Versions
- Escutcheon-only version
- Armiger: Rotterdam
- Shield: two red Dutch lions and two black Hainaut lions, green field charged with a white pale
- Supporters: two golden lions
- Compartment: stone pedestal
- Motto: Sterker door strijd (Stronger through conflict)

= Coat of arms of Rotterdam =

The coat of arms of Rotterdam is the official symbol of the city of Rotterdam. It consists of a shield and has a green band of the original arms of Weena, bisected by a white band symbolizes the Rotte, two golden lions, and four lions, two black and two red on a gold field, and the motto of Rotterdam.

To the surrender of Rotterdam, the weapon was given by William I, Count of Holland and Hainaut in thanks for the support of the lords of the Court of Wena in its fight against Flanders in 1304. The lions are the two red Dutch lions and two black Hainaut lions.

After World War II the motto Sterker door strijd (Stronger through struggle) was added to the coat arms of Rotterdam. This motto was granted in January 1948 by Queen Wilhelmina.

== Heraldic elements ==
=== Escutcheon ===

The flag from the shield of the coat of arms of Rotterdam

In the coat of arms of Rotterdam, the field of the escutcheon (heraldic shield) is green. The field is charged with a white pale. The field and the pale result in three vertical bands in the colours green, white, and green.

=== Golden lions ===
The supporters of the escutcheon are two rampant golden lions.

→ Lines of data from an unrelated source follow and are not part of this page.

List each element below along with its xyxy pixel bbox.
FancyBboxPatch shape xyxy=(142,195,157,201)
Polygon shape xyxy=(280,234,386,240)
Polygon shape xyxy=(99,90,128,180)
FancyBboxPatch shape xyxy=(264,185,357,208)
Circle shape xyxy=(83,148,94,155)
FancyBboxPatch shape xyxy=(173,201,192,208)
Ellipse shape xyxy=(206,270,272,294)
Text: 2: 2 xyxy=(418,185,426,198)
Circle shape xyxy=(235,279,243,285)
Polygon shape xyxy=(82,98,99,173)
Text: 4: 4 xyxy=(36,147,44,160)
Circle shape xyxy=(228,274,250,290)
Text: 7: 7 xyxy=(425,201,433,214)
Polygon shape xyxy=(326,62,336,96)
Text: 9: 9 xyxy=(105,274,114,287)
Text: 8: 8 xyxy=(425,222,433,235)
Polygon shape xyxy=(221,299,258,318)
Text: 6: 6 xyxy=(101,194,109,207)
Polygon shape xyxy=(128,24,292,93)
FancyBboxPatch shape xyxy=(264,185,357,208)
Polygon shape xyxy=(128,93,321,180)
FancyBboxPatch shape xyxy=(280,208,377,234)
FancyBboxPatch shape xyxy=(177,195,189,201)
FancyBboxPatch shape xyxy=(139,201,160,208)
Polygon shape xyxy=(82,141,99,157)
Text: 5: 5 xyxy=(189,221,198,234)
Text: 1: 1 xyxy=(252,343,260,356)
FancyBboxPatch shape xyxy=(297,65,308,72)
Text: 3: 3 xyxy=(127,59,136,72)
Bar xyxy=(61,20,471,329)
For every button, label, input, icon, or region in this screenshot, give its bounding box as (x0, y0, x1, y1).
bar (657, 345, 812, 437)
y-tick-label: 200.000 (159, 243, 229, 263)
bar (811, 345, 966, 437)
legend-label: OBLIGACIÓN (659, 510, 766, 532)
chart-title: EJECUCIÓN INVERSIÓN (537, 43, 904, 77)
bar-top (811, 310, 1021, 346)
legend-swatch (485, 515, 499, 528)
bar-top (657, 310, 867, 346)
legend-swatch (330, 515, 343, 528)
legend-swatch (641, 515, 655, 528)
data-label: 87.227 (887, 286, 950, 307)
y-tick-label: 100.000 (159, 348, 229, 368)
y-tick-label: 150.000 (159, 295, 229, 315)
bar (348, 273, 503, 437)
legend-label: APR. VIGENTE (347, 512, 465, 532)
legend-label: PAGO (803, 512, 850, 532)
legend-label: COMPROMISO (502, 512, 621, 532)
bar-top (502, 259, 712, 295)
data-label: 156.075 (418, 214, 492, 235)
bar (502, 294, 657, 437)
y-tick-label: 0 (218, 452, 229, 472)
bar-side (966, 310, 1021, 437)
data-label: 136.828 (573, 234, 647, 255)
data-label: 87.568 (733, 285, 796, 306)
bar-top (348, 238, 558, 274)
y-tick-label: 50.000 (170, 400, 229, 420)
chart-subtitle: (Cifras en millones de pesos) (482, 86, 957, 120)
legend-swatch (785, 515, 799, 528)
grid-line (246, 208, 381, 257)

The compartment the lions stand on is a stone pedestal. The lions were added to the coat of arms in the 16th century.

=== Motto ===
The Queen of the Netherlands wanted to remember the role of the citizens of Rotterdam during World War II and created a motto consisting of the Dutch words "Sterker door strijd", meaning "Stronger through conflict". The American town of Rotterdam, New York also uses this motto. In January 1948, Wilhelmina presented the motto as part of the coat of arms of Rotterdam to the city government.

...as a reminder also for posterity of the courage and strength with which the people of Rotterdam bore all the trials of the war and the important part they took in the liberation of the fatherland....—Wilhelmina of the Netherlands

In the coat of arms of Rotterdam, the motto is written on a scroll. This scroll is positioned on top of the compartment under the escutcheon.

== Use of the coat of arms ==
As a coat of arms of a Dutch municipality, the coat of arms of Rotterdam is registered with the Hoge Raad van Adel (cf. College of Arms). These coats of arms are all effectively in the public domain, as the municipalities cannot claim copyright. In contrast, actually using the coat of arms to suggest any kind of official endorsement is restricted. The coat of arms may only be used by others than the city with the explicit permission of the municipal government. In general permission is not granted to others, because the coat of arms designates the city of Rotterdam.

== Notes ==
1. Original quote in Dutch: "Als herinnering ook voor het nageslacht aan de moed en de kracht waarmede de bevolking van Rotterdam alle beproevingen van de oorlog heeft gedragen en het belangrijke aandeel dat zij genomen heeft in de bevrijding des vaderlands."